Photo ci-dessus : Détail de la peinture intitulée « For The Night » de l’artiste KWN23. Photo : Roman Koenig.

 

SO Sothsovankong (KWN23) : Retrouver la nature

Les premiers mois de la pandémie ont été très difficiles pour KWN23, car les projets ont été annulés les uns après les autres.

« Je ne pouvais pas me débrouiller », déclare-t-il. « J’étais coincé chez moi et tout ce que je pouvais faire, c’était me retrouver seul et essayer de réaliser quelques œuvres d’art.. Mais mon niveau d’énergie était si bas que je n’y arrivais pas. Je suis donc retourné dans ma ville natale, dans la province de Banteay Meanchey, et j’ai passé du temps avec ma famille.

« J’ai pris toutes mes affaires, toutes mes fournitures, mes peintures, mes toiles, et puis j’ai peint dans ma ville natale », confie l’artiste.

« J’ai marché dans les champs, j’ai marché dans les villages et tout. Puis, comme je me sentais mieux, je suis revenu à Phnom Penh. »

KWN23 a étudié le génie civil à l’université et a également suivi des cours de graphisme à l’Université royale des beaux-arts de Phnom Penh.

« J’ai commencé à pratiquer mon art en tant que graffiteur, c’est-à-dire que j’ai travaillé sur… les murs et en public », a-t-il déclaré. « Je pense que je suis à moitié beaux-arts et à moitié street art ».

Pour cette exposition, il déclare : « J’ai utilisé tellement de médias. J’ai fait de la peinture acrylique, de la peinture à l’huile… J’ai pensé à la campagne où il se passe beaucoup de choses. J’ai pensé à l’énergie et à tout ce qui se rassemble dans les peintures. Et c’est le support que j’ai utilisé ».

De plus, ajoute-t-il, « parce que j’ai une expérience de l’art du graffiti… j’apporte en quelque sorte le travail de l’espace public et je le mets dans le studio, je le mets sur la toile. J’associe donc l’art de la rue et l’art des galeries. J’ai l’impression que c’est comme deux en un… ».

Le temps que KWN23 a passé à la campagne est particulièrement présent dans deux œuvres de cette exposition, a-t-il dit.

« Les vues quand je me promenais dans les champs et les villages au coucher du soleil, je les ai portées sur la toile, et j’ai aussi apporté des écritures, de la calligraphie et j’ai mis tout cela ensemble, je pense donc que cela véhiculait une sorte d’énergie, d’émotion »
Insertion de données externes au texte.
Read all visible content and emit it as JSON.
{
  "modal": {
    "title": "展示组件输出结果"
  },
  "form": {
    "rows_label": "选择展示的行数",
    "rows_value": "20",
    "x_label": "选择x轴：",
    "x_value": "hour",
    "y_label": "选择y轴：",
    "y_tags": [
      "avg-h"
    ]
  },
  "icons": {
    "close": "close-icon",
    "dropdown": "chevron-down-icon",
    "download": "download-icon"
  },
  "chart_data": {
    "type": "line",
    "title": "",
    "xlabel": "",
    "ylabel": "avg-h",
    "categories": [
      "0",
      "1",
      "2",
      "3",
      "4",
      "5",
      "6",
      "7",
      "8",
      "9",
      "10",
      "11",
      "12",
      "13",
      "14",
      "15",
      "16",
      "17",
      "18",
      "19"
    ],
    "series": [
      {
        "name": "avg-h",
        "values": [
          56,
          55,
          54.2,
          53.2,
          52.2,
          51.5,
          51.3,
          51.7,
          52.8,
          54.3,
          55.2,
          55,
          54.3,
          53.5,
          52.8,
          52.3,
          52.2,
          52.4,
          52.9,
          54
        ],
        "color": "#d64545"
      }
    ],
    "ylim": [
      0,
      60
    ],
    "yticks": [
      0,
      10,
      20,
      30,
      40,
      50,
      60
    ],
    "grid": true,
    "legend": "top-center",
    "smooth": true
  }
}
KWN23 espère que les gens qui regarderont son œuvre ressentiront, dit-il, « quelque chose à travers leur propre expérience, à travers leur passé et leur avenir. »

Comme l’explique Sin Many, même si lui, Shanghai et KWN23 avaient déjà exposé en tant que collectif Homeless, cette fois-ci, les choses sont différentes.

« C’est en fait la première exposition où nous nous sommes en quelque sorte réunis… en tant que groupe », dit-il. « Nous sommes ensemble depuis 2018. Mais nous effectuons principalement notre propre travail séparément, en faisant ce que nous savons faire de mieux. »

« Pour cette exposition, nous avons eu beaucoup de temps pour réaliser les œuvres et aussi pour nous réunir. Nous avons donc suivi tout un processus, beaucoup de travail pour y parvenir. Donc oui, c’est quelque chose que… nous aimerions explorer en tant qu’équipe à l’avenir », conclut-il.

 

L’exposition à la galerie Sra'Art — https://www.sraartstudios.com/ -- se déroule jusqu’au 3 juillet 2021.

La galerie est située au 7 Eo, Samdach Sothearos Blvd (3) à Phnom Penh.